The worst atrocities committed by the junta since the 2021 military coup have been aerial attacks on civilian targets, most notably the massacres of at least 80 people at a concert in Hpakant Township, Kachin State in October of 2022, and of more than 160 at a ceremony in Kanbalu Township, Sagaing Region, in April of this year.
However, updates to the Official Journal of the European Union—the EU’s official gazette of record—on the day the amendments took effect, made few references to aviation fuel supplies in the rationales provided for the sanctions.
Among the explanations given for the new sanctions, the only mention of fuel was in connection with the junta’s minister of labour Pwint San, who also served as minister of commerce between the coup and August of 2022.
“As Minister of Commerce, Pwint San facilitated the importation of goods necessary to sustain the regime’s power (e.g. fuel oil importation),” the gazette stated, while also citing the systematic violation of workers’ rights under his authority as labour minister.
Other reasons cited for the individual sanctions included the discriminatory restrictions on the movements of Rohingya people under immigration and population minister Myint Kyaing’s authority, and Aung Kyaw Min and Porel Aung Thein’s responsibility, as members of the military council, for decisions to fire on unarmed protesters and dissidents following the coup.
As quartermaster general, Kyaw Swar Lin, 51, exercises significant authority over the management of the Myanmar Economic Corporation Limited (MEC), a military-owned holding conglomerate and major source of revenue for the junta that was among the first entities sanctioned by the US and EU following the 2021 coup.
Earlier this month, having received intelligence that the quartermaster general was riding with a military convoy traveling the Yangon-Mandalay Expressway near Naypyitaw, a Myanmar resistance group set a landmine in the convoy’s path.
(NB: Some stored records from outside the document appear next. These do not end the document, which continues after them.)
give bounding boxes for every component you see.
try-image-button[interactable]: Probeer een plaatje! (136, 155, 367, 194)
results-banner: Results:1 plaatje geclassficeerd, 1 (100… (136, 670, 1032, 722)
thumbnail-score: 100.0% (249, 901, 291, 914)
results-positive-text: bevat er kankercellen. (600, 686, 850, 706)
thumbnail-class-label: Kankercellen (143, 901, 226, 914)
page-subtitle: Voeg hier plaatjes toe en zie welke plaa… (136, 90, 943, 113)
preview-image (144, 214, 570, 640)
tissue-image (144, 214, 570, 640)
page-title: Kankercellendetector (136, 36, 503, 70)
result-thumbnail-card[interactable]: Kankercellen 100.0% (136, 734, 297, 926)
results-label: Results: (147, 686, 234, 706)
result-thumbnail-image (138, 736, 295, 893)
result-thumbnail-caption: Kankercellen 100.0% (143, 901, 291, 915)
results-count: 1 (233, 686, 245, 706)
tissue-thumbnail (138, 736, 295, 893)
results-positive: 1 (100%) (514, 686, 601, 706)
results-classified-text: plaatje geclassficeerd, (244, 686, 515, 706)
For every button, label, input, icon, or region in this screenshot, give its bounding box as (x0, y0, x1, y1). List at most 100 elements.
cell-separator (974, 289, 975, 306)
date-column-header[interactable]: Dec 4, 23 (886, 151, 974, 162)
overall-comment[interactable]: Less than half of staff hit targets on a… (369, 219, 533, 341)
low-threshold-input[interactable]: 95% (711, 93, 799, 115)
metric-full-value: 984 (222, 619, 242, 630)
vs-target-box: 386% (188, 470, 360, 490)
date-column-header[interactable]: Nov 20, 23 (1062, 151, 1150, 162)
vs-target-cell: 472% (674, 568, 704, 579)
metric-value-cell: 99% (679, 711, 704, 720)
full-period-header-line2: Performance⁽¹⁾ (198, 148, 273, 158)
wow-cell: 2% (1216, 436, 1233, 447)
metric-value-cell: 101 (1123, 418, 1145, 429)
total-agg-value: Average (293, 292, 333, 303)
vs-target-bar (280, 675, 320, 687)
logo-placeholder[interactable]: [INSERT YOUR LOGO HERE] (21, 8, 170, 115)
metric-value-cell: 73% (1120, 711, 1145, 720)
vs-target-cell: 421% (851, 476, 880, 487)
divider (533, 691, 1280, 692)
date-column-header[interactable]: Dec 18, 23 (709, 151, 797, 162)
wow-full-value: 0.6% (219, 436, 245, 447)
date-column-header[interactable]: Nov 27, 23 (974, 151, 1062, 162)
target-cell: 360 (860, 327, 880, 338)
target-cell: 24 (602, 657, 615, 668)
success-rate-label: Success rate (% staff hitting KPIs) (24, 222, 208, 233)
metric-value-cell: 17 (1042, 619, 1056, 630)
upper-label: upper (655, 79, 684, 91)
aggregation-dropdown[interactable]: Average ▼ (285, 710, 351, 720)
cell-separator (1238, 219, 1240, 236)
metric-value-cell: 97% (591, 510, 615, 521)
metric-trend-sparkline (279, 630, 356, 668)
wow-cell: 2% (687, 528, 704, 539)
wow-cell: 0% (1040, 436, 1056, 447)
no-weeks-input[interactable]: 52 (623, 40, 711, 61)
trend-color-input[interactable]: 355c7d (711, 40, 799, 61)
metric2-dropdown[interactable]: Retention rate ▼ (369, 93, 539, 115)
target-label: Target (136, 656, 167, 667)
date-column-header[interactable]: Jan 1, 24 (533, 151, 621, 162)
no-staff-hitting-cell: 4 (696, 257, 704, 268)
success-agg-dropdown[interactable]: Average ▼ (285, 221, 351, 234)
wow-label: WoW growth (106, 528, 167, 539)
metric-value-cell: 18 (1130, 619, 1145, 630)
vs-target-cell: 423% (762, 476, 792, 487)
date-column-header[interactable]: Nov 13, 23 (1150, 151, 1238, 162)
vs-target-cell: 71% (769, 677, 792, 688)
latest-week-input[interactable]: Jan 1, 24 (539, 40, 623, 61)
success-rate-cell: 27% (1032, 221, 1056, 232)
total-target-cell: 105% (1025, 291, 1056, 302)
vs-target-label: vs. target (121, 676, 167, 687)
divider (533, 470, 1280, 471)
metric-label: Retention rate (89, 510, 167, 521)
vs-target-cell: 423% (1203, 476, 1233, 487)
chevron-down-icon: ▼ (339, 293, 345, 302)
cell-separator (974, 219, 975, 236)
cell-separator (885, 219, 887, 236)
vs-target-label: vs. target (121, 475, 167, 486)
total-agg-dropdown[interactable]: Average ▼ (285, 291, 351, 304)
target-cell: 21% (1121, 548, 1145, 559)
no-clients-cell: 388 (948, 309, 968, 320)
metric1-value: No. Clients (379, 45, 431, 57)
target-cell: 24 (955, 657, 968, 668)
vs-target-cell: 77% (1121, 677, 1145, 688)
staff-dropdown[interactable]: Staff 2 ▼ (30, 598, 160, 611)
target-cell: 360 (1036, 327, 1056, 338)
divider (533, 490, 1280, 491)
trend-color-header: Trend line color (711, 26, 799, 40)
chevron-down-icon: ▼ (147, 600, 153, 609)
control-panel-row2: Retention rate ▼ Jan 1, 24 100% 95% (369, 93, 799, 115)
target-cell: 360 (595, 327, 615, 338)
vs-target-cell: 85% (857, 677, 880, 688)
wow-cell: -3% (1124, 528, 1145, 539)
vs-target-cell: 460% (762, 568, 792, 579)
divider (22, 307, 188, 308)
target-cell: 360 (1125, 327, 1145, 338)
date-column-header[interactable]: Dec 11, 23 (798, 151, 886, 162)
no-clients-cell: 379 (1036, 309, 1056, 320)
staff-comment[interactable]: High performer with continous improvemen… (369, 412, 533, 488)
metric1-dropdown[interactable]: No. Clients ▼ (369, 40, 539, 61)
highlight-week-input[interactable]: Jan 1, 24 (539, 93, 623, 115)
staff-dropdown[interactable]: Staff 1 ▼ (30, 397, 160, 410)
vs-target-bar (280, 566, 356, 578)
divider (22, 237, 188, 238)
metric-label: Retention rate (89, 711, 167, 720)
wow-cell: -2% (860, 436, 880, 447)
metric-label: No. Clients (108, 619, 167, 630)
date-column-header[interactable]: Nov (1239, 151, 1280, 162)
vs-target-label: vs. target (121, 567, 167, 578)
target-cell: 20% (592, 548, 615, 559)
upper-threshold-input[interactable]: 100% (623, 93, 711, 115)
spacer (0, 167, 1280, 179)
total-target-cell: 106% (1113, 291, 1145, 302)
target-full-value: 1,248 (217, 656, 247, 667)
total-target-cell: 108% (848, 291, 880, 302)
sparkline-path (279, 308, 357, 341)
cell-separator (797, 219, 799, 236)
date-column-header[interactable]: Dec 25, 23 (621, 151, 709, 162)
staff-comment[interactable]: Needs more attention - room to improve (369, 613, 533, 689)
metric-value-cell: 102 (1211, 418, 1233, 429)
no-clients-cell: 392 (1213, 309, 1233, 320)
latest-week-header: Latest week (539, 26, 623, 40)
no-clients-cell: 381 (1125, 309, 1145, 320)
Although the explosive detonated, the resistance group could not confirm the extent of harm to the vehicles’ occupants, including Kyaw Swar Lin.
Despite welcoming the latest sanctions against ME2, the quartermaster general, and other junta-connected individuals, JFM spokesperson Yadanar Maung noted the shortcomings of the sanctions imposed by foreign governments so far, and called for closer coordination among them in the design and implementation of sanctions regimes.
“The pace of US, UK, EU, Canadian and Australian sanctions are too slow and lack coordination. These governments and their allies need to do far more to cut the junta’s access to funds, arms, equipment and technology,” she said.